I am trying to port Python2 protocol code to Python3. How do I get bytestring formatters for built-in types? In Python2, we could do:
>>> b'%s' % None
'None'
>>> b'%s' % 15
'15'
>>> b'%s' % []
'[]'
The same code in Python3 gives:
>>> b'%s' % None
Traceback (most recent call last):
File "<stdin>", line 1, in <module>
TypeError: %b requires bytes, or an object that implements __bytes__, not 'NoneType'
>>> b'%s' % 15
Traceback (most recent call last):
File "<stdin>", line 1, in <module>
TypeError: %b requires bytes, or an object that implements __bytes__, not 'int'
>>> b'%s' % []
Traceback (most recent call last):
File "<stdin>", line 1, in <module>
TypeError: %b requires bytes, or an object that implements __bytes__, not 'list'
How do I install the standard bytestring formatters for built-in types?

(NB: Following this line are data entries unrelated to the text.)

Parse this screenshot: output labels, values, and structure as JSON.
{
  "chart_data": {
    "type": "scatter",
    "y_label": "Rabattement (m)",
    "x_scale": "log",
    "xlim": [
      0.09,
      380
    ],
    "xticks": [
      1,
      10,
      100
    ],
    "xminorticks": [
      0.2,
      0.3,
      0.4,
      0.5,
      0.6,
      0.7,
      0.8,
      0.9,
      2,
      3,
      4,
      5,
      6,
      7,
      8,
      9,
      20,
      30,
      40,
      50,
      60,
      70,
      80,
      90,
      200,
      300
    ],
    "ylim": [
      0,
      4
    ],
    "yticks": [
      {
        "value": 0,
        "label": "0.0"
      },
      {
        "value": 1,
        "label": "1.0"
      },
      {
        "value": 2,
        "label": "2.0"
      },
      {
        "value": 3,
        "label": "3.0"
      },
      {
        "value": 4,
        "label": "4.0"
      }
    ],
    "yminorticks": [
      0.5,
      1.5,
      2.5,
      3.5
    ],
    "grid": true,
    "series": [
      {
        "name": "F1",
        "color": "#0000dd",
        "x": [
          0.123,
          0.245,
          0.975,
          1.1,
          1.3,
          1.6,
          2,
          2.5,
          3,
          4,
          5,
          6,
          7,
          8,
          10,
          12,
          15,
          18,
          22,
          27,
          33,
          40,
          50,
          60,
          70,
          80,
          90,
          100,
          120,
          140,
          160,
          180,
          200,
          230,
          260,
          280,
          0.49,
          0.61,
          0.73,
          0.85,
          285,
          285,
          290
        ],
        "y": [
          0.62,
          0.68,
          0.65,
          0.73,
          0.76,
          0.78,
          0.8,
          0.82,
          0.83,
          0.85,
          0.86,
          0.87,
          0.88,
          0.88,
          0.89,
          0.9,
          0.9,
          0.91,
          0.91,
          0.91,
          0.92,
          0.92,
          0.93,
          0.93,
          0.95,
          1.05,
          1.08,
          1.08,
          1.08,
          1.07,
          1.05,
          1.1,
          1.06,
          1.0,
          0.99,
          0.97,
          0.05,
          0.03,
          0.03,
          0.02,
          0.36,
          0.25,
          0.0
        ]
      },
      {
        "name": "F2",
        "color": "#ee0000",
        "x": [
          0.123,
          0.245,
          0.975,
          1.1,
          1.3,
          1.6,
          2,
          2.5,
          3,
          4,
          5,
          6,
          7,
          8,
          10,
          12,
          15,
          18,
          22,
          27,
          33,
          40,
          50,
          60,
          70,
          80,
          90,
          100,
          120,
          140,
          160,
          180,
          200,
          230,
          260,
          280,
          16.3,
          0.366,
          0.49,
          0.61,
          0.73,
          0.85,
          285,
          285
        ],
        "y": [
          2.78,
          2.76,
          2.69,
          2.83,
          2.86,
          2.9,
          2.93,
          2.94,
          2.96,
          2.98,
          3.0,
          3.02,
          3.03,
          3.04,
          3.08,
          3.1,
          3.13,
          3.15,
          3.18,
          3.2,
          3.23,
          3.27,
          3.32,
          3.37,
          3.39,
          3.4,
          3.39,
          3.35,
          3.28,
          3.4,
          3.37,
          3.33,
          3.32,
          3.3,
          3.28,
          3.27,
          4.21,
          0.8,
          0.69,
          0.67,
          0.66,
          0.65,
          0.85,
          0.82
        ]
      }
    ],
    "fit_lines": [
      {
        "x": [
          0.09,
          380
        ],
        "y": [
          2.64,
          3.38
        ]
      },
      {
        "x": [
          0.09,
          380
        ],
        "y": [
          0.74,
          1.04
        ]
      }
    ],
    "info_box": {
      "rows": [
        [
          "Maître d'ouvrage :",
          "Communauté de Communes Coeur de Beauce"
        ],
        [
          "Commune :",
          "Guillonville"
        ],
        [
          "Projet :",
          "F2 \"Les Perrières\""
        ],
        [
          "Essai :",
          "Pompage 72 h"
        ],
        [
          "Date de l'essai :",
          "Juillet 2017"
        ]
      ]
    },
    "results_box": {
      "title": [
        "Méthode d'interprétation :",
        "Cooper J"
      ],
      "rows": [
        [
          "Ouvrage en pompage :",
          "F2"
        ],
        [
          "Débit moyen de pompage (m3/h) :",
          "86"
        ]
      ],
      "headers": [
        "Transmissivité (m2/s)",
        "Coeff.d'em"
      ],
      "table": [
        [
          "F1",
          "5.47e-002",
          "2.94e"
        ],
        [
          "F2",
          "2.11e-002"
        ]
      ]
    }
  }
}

"bytestring formatters for built-in types" aren't a thing in Python 3. Textual data is handled at a higher level by default in Python 3, and that includes object representations.

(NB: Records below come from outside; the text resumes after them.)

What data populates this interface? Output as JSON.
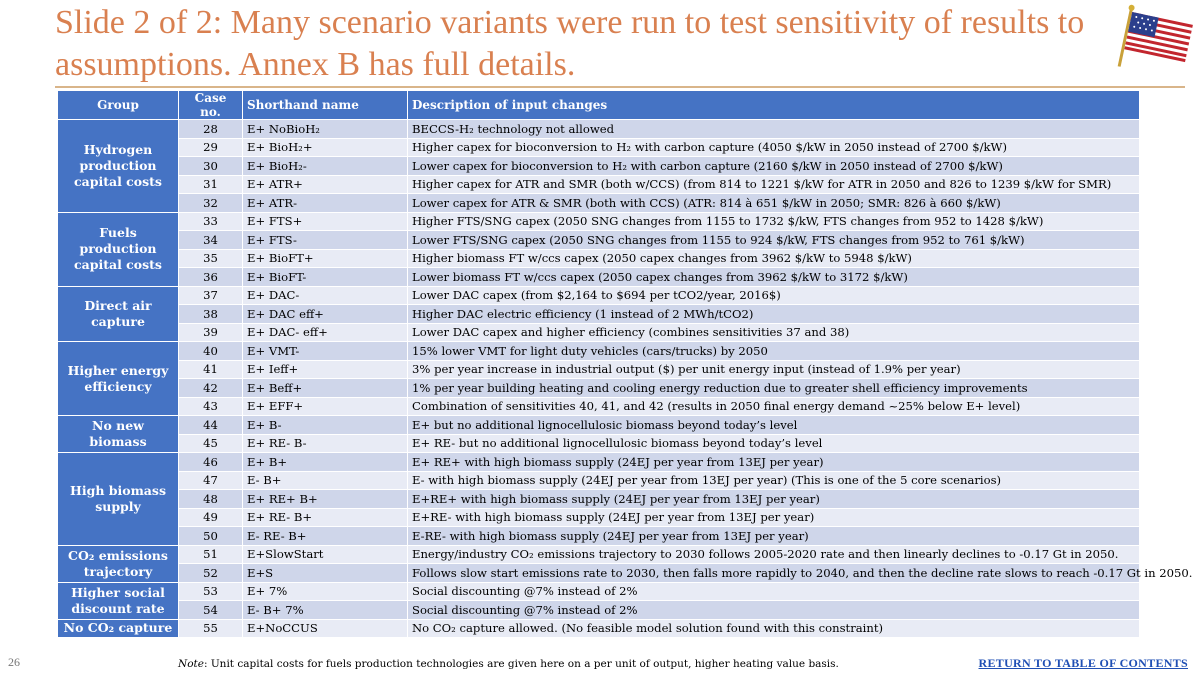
{
  "slide": {
    "title": "Slide 2 of 2: Many scenario variants were run to test sensitivity of results to assumptions. Annex B has full details.",
    "page_number": "26",
    "note_label": "Note",
    "note_text": ": Unit capital costs for fuels production technologies are given here on a per unit of output, higher heating value basis.",
    "toc_link": "RETURN TO TABLE OF CONTENTS",
    "flag_icon": "us-flag-icon"
  },
  "table": {
    "headers": [
      "Group",
      "Case no.",
      "Shorthand name",
      "Description of input changes"
    ],
    "groups": [
      {
        "label": "Hydrogen production capital costs",
        "rows": [
          {
            "case": "28",
            "name": "E+ NoBioH₂",
            "desc": "BECCS-H₂ technology not allowed"
          },
          {
            "case": "29",
            "name": "E+ BioH₂+",
            "desc": "Higher capex for bioconversion to H₂ with carbon capture (4050 $/kW in 2050 instead of 2700 $/kW)"
          },
          {
            "case": "30",
            "name": "E+ BioH₂-",
            "desc": "Lower capex for bioconversion to H₂ with carbon capture (2160 $/kW in 2050 instead of 2700 $/kW)"
          },
          {
            "case": "31",
            "name": "E+ ATR+",
            "desc": "Higher capex for ATR and SMR (both w/CCS) (from 814 to 1221 $/kW for ATR in 2050 and 826 to 1239 $/kW for SMR)"
          },
          {
            "case": "32",
            "name": "E+ ATR-",
            "desc": "Lower capex for ATR & SMR (both with CCS) (ATR: 814 à 651 $/kW in 2050; SMR: 826 à 660 $/kW)"
          }
        ]
      },
      {
        "label": "Fuels production capital costs",
        "rows": [
          {
            "case": "33",
            "name": "E+ FTS+",
            "desc": "Higher FTS/SNG capex (2050 SNG changes from 1155 to 1732 $/kW, FTS changes from 952 to 1428 $/kW)"
          },
          {
            "case": "34",
            "name": "E+ FTS-",
            "desc": "Lower FTS/SNG capex (2050 SNG changes from 1155 to 924 $/kW, FTS changes from 952 to 761 $/kW)"
          },
          {
            "case": "35",
            "name": "E+ BioFT+",
            "desc": "Higher biomass FT w/ccs capex (2050 capex changes from 3962 $/kW to 5948 $/kW)"
          },
          {
            "case": "36",
            "name": "E+ BioFT-",
            "desc": "Lower biomass FT w/ccs capex (2050 capex changes from 3962 $/kW to 3172 $/kW)"
          }
        ]
      },
      {
        "label": "Direct air capture",
        "rows": [
          {
            "case": "37",
            "name": "E+ DAC-",
            "desc": "Lower DAC capex (from $2,164 to $694 per tCO2/year, 2016$)"
          },
          {
            "case": "38",
            "name": "E+ DAC eff+",
            "desc": "Higher DAC electric efficiency (1 instead of 2 MWh/tCO2)"
          },
          {
            "case": "39",
            "name": "E+ DAC- eff+",
            "desc": "Lower DAC capex and higher efficiency (combines sensitivities 37 and 38)"
          }
        ]
      },
      {
        "label": "Higher energy efficiency",
        "rows": [
          {
            "case": "40",
            "name": "E+ VMT-",
            "desc": "15% lower VMT for light duty vehicles (cars/trucks) by 2050"
          },
          {
            "case": "41",
            "name": "E+ Ieff+",
            "desc": "3% per year increase in industrial output ($) per unit energy input (instead of 1.9% per year)"
          },
          {
            "case": "42",
            "name": "E+ Beff+",
            "desc": "1% per year building heating and cooling energy reduction due to greater shell efficiency improvements"
          },
          {
            "case": "43",
            "name": "E+ EFF+",
            "desc": "Combination of sensitivities 40, 41, and 42 (results in 2050 final energy demand ~25% below E+ level)"
          }
        ]
      },
      {
        "label": "No new biomass",
        "rows": [
          {
            "case": "44",
            "name": "E+ B-",
            "desc": "E+ but no additional lignocellulosic biomass beyond today’s level"
          },
          {
            "case": "45",
            "name": "E+ RE- B-",
            "desc": "E+ RE- but no additional lignocellulosic biomass beyond today’s level"
          }
        ]
      },
      {
        "label": "High biomass supply",
        "rows": [
          {
            "case": "46",
            "name": "E+ B+",
            "desc": "E+ RE+ with high biomass supply (24EJ per year from 13EJ per year)"
          },
          {
            "case": "47",
            "name": "E- B+",
            "desc": "E- with high biomass supply (24EJ per year from 13EJ per year) (This is one of the 5 core scenarios)"
          },
          {
            "case": "48",
            "name": "E+ RE+ B+",
            "desc": "E+RE+ with high biomass supply (24EJ per year from 13EJ per year)"
          },
          {
            "case": "49",
            "name": "E+ RE- B+",
            "desc": "E+RE- with high biomass supply (24EJ per year from 13EJ per year)"
          },
          {
            "case": "50",
            "name": "E- RE- B+",
            "desc": "E-RE- with high biomass supply (24EJ per year from 13EJ per year)"
          }
        ]
      },
      {
        "label": "CO₂ emissions trajectory",
        "rows": [
          {
            "case": "51",
            "name": "E+SlowStart",
            "desc": "Energy/industry CO₂ emissions trajectory to 2030 follows 2005-2020 rate and then linearly declines to -0.17 Gt in 2050."
          },
          {
            "case": "52",
            "name": "E+S",
            "desc": "Follows slow start emissions rate to 2030, then falls more rapidly to 2040, and then the decline rate slows to reach -0.17 Gt in 2050."
          }
        ]
      },
      {
        "label": "Higher social discount rate",
        "rows": [
          {
            "case": "53",
            "name": "E+ 7%",
            "desc": "Social discounting @7% instead of 2%"
          },
          {
            "case": "54",
            "name": "E- B+ 7%",
            "desc": "Social discounting @7% instead of 2%"
          }
        ]
      },
      {
        "label": "No CO₂ capture",
        "rows": [
          {
            "case": "55",
            "name": "E+NoCCUS",
            "desc": "No CO₂ capture allowed. (No feasible model solution found with this constraint)"
          }
        ]
      }
    ]
  }
}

Instead, you can explicitly encode a string representation of an object into bytes, for example:
>>> ('%s' % None).encode('ascii')
b'None'
All builtin Python types are encodeable as ASCII, though the data they contain might not be, for example:
>>> L = []
>>> ('%s' % L).encode('ascii')
b'[]'
>>> L.append('café ∀ 👍')
>>> ('%s' % L).encode('ascii')
Traceback (most recent call last):
File "<stdin>", line 1, in <module>
UnicodeEncodeError: 'ascii' codec can't encode character '\xe9' in position 5: ordinal not in range(128)

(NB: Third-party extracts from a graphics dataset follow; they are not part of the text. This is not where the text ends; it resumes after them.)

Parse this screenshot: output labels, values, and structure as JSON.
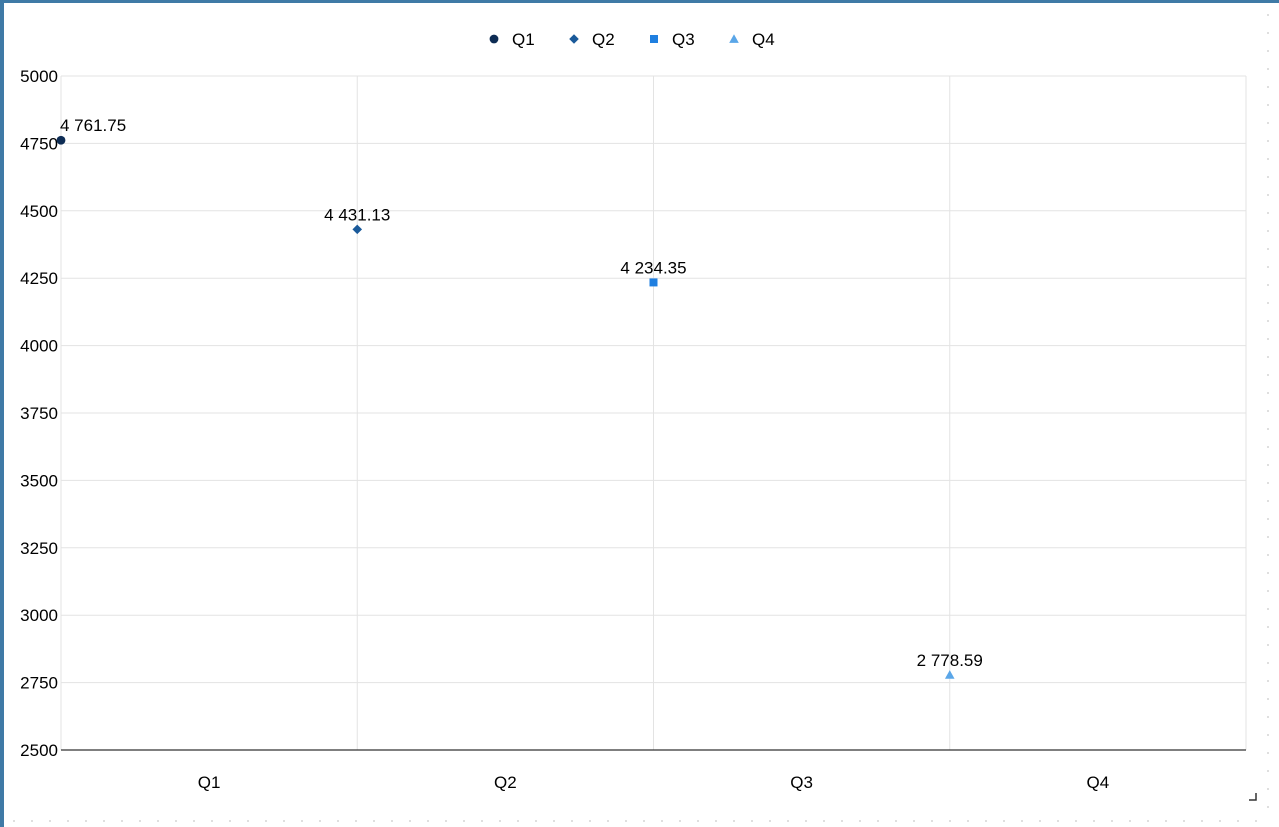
{
  "chart_data": {
    "type": "scatter",
    "title": "",
    "xlabel": "",
    "ylabel": "",
    "categories": [
      "Q1",
      "Q2",
      "Q3",
      "Q4"
    ],
    "ylim": [
      2500,
      5000
    ],
    "y_ticks": [
      "2500",
      "2750",
      "3000",
      "3250",
      "3500",
      "3750",
      "4000",
      "4250",
      "4500",
      "4750",
      "5000"
    ],
    "grid": true,
    "legend": "top-center",
    "series": [
      {
        "name": "Q1",
        "marker": "circle",
        "color": "#0d2c54",
        "x": 0,
        "value": 4761.75,
        "label": "4 761.75"
      },
      {
        "name": "Q2",
        "marker": "diamond",
        "color": "#1a5a9a",
        "x": 1,
        "value": 4431.13,
        "label": "4 431.13"
      },
      {
        "name": "Q3",
        "marker": "square",
        "color": "#1f7fe0",
        "x": 2,
        "value": 4234.35,
        "label": "4 234.35"
      },
      {
        "name": "Q4",
        "marker": "triangle",
        "color": "#5aa6e8",
        "x": 3,
        "value": 2778.59,
        "label": "2 778.59"
      }
    ]
  }
}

In that case, you can specify a different encoding, for example UTF-8:
>>> ('%s' % L).encode('utf-8')
b"['caf\xc3\xa9 \xe2\x88\x80 \xf0\x9f\x91\x8d']"
Or if the result is going to be used in a Python context, you could use the ascii
conversion, %a
:
>>> ('%a' % L).encode('ascii')
b"['caf\\xe9 \\u2200 \\U0001f44d']"
This shows an escape sequence for all non-ASCII characters.